Bluffing is the word for it, all right, much good it does them. It’s just as well that Kirk didn’t go the whole loaf and say don’t nobody move, he thinks dizzily, or Spock’s very literal interpretation of grammar would have gotten Pike killed. Or something. He’s gratified to note that they look at him for some kind of confirmation or reassurance; he’s less gratified by the fact that when he shakes his head, slightly, trying to communicate that now is not the time to act according to Starfleet direction regarding hostage situations, they pause but then proceed to ignore him and disarm in a clatter of plastic on plastic.
“Right. Commander, end the attack on my ship. Now, please.”
Spock meets Kirk’s gaze evenly, or at least Pike assumes he’s meeting Kirk’s gaze evenly, not, say, staring at a spot two inches to the left of Kirk’s ear, and leans over the comm while Sulu rolls out of the way. “General announcement: to all branches,” he says, quietly, “abort engagement. We have been infiltrated by Captain Kirk and his collaborators, who have taken Captain Pike hostage and forced Acting First Officer Uhura and myself to concede control of the Enterprise; the battle is effectively lost. Spock out.”
“Good,” Kirk says. “Good. Would have been better for you if you’d just surrendered gracefully while you had a chance, but… good. Navigator, set the course for Earth.”
Sulu blinks. “We are closer to another Federation planet near the Neutral Zone,” he begins, in a reasonable tone. At first glance, that would make more sense, too. But the more Pike considers, the more he gets the sickening feeling that Kirk has no intention of being sensible.
“I said Earth. I want to negotiate with Starfleet High Command, see. The way I figure it, the lot of you, and particularly Captain Pike here, will make eloquent arguments as to why I deserve to be given the Enterprise for my valiant services. Or something. Not to mention complete amnesty for me and everyone associated with me,” he goes on. “Except for K’rin. I never did like her. It. Whatever. Where was I? Oh yes. And new warp drives would be nice, along with what other parts it needs. After all of which has been provided, you’ll be shuttled down! Until then, well, I’m sure we’ll all get on. Any questions? Not you,” he finishes, when Pike starts to speak.
A long, uncomfortable silence blooms as the bridge crew stares and the other four pirates fidget.
“Are you mentally unstable?” Spock says at last, slowly.

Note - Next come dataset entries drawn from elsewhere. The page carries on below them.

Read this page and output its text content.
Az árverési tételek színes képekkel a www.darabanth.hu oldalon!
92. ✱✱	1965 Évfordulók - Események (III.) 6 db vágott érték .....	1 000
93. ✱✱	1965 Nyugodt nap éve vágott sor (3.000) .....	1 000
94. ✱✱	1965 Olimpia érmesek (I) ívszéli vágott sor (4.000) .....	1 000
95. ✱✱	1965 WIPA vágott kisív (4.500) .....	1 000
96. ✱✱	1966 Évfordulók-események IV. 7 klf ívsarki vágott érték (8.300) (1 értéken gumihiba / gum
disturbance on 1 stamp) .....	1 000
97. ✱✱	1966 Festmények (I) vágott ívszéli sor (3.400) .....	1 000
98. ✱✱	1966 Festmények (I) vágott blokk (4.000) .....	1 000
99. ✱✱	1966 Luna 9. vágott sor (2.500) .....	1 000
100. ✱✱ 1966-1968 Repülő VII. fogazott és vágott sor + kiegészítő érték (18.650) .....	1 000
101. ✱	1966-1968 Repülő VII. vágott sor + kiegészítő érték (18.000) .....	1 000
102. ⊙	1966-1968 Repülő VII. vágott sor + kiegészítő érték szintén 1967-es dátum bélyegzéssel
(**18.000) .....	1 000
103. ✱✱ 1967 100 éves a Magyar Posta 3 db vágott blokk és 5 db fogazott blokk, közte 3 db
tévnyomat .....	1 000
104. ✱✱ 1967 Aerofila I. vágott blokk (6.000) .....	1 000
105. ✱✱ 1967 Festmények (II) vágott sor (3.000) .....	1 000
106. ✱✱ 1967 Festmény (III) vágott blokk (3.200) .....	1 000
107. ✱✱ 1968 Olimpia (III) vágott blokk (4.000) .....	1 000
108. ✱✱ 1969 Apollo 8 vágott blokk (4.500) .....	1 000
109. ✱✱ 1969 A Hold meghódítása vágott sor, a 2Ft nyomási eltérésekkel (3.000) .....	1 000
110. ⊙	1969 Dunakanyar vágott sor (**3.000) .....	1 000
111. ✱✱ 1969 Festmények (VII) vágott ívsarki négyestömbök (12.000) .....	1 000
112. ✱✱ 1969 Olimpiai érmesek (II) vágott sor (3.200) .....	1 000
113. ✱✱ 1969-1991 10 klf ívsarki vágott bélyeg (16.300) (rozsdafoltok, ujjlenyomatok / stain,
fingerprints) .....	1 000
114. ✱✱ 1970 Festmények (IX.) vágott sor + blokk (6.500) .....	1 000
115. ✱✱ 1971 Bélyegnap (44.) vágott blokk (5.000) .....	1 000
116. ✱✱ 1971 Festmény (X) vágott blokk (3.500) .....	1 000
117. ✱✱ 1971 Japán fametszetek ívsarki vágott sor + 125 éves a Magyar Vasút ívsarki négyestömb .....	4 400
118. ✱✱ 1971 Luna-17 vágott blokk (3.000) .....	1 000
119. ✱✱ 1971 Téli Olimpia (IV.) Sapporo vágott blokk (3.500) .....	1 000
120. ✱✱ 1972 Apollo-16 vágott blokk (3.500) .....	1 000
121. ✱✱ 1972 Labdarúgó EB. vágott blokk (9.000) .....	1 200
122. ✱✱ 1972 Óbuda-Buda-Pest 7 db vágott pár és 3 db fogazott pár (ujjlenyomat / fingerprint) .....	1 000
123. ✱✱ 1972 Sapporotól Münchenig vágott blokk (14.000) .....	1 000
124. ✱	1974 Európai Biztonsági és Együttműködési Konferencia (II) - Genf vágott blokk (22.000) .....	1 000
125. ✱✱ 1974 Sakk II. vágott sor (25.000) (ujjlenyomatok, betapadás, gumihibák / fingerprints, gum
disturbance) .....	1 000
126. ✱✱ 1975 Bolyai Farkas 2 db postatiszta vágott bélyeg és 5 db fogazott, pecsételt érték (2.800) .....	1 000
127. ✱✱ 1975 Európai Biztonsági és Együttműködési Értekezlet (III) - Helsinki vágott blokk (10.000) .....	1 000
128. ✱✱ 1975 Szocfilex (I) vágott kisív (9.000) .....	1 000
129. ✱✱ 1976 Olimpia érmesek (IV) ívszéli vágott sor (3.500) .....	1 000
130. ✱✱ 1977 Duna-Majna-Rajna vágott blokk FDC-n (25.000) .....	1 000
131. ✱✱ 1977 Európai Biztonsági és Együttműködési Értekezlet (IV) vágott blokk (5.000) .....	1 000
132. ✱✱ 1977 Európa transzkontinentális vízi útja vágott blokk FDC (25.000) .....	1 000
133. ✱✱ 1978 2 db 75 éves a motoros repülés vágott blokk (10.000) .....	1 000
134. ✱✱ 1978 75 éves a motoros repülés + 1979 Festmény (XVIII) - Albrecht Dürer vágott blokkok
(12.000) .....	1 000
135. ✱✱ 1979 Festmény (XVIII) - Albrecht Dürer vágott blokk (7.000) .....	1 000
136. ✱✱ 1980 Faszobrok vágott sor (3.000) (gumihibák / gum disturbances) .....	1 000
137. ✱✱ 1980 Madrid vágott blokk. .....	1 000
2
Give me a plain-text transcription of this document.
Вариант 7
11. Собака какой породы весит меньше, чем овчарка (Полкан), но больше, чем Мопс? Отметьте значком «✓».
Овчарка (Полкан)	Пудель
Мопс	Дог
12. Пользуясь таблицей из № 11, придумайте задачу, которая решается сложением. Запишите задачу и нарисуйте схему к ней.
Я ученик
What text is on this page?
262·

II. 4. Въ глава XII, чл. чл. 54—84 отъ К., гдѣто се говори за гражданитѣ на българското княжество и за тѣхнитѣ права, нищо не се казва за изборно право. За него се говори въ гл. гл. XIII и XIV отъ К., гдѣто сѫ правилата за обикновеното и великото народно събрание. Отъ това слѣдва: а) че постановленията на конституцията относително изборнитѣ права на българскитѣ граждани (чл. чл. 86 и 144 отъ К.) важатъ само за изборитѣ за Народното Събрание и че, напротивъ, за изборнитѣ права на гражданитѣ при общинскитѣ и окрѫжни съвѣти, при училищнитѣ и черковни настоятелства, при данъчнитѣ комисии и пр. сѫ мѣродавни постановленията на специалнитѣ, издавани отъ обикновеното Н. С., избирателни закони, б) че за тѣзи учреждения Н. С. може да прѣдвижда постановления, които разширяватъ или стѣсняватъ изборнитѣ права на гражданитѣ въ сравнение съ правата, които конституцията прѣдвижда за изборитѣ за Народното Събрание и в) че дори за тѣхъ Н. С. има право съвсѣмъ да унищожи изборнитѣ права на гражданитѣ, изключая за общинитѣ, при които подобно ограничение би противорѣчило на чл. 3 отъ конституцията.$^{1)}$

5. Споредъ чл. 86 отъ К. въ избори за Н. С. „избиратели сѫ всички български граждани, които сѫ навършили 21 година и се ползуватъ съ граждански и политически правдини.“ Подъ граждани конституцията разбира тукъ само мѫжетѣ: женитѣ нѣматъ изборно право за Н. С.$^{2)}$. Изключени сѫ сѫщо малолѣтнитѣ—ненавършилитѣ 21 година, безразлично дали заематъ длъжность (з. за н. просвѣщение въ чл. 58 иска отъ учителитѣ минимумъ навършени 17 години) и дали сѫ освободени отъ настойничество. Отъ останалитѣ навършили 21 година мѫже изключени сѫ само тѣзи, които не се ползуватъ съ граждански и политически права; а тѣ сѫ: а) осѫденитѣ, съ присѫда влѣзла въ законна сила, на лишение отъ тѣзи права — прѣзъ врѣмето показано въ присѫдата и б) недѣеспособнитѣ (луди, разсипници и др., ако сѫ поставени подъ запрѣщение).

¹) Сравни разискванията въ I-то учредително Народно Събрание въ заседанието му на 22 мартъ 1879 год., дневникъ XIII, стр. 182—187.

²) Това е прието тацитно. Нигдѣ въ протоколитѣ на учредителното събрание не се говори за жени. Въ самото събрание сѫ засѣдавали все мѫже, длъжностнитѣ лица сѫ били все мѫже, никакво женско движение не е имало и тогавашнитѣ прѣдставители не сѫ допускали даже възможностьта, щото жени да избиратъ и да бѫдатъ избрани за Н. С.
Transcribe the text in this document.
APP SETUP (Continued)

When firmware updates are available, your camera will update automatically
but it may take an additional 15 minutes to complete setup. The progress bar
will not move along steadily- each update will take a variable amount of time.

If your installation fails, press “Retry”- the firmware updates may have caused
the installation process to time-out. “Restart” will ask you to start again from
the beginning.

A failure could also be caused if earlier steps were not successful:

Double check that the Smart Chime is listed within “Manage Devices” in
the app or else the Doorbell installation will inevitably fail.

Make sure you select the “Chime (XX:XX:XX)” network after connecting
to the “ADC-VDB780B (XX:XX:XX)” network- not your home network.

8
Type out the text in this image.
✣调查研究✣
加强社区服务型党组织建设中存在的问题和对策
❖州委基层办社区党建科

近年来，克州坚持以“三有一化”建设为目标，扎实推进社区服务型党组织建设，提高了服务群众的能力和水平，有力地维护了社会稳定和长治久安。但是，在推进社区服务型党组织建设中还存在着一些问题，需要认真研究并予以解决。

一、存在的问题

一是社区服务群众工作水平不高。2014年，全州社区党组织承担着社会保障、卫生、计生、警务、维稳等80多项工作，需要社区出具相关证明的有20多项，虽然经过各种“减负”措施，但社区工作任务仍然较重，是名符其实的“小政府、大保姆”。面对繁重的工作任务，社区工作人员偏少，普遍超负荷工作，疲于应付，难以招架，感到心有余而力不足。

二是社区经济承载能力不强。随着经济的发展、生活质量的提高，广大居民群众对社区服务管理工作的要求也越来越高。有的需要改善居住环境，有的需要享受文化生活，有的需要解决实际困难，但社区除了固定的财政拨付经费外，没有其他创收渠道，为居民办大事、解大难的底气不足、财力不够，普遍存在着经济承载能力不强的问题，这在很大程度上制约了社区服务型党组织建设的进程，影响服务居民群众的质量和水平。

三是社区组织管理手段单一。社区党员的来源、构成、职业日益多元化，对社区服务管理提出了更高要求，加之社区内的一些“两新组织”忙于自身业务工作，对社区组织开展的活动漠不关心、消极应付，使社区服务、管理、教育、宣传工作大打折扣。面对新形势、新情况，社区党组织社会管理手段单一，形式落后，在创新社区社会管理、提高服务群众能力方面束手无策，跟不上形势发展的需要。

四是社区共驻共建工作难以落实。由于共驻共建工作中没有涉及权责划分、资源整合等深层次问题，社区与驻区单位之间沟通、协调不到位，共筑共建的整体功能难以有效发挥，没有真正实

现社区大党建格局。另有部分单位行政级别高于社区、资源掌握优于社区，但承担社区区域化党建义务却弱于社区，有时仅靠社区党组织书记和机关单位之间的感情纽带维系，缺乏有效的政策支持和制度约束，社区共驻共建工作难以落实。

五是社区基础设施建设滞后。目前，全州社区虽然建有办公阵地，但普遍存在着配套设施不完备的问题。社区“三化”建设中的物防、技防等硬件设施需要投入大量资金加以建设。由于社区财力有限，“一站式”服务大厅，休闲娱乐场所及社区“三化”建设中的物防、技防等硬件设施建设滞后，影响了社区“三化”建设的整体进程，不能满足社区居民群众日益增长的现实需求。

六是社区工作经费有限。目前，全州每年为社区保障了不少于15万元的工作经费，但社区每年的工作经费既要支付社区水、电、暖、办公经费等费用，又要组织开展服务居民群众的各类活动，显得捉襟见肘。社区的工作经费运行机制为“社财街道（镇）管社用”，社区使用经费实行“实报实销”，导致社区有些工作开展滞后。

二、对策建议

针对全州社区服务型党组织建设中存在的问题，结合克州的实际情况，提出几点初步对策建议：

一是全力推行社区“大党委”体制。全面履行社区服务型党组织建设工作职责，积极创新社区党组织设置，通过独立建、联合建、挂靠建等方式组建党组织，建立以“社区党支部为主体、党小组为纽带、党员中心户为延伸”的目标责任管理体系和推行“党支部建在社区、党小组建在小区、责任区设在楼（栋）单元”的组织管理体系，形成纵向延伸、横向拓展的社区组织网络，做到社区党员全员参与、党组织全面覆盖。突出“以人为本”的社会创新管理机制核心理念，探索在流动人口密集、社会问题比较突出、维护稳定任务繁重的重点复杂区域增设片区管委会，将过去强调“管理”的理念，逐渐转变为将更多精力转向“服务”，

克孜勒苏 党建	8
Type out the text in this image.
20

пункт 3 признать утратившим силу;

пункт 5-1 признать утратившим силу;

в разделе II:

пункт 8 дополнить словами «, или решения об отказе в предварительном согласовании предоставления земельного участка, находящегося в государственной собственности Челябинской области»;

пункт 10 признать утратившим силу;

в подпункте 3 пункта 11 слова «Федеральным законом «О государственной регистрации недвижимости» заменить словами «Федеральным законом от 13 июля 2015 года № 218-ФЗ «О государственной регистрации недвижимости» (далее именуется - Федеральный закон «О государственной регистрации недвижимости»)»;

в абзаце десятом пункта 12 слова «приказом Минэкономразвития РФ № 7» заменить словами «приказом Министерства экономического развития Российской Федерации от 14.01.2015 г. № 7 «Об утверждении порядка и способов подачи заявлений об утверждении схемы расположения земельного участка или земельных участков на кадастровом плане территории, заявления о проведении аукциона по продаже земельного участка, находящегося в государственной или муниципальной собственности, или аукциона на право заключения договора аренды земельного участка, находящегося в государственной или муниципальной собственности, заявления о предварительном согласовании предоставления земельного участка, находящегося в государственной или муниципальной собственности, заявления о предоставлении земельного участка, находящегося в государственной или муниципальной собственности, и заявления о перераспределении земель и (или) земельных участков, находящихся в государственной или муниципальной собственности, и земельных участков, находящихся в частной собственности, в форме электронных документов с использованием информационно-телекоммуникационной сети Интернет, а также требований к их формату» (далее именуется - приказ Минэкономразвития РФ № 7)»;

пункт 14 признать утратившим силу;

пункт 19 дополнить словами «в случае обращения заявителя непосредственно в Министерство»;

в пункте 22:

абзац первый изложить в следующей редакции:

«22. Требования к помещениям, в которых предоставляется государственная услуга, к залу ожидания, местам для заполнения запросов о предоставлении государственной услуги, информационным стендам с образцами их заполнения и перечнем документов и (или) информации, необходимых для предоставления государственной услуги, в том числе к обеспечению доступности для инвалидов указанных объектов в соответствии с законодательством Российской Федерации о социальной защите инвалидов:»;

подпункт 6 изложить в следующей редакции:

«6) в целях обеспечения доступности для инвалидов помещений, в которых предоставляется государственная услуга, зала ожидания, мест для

“That’s ‘are you mentally unstable, sir?’” Kirk says. “And on the contrary, I’d think the way I just outwitted all of you proves that I am very stable.” He glances at Uhura, who appears to be trying to set him aflame with her gaze alone, and Spock, in whose forehead a ripe emerald vein is twitching, and Sulu, still plastered with dust from, hell, from a vanished planet. “Okay, maybe not very stable. Stable, anyway. Stabler than you.”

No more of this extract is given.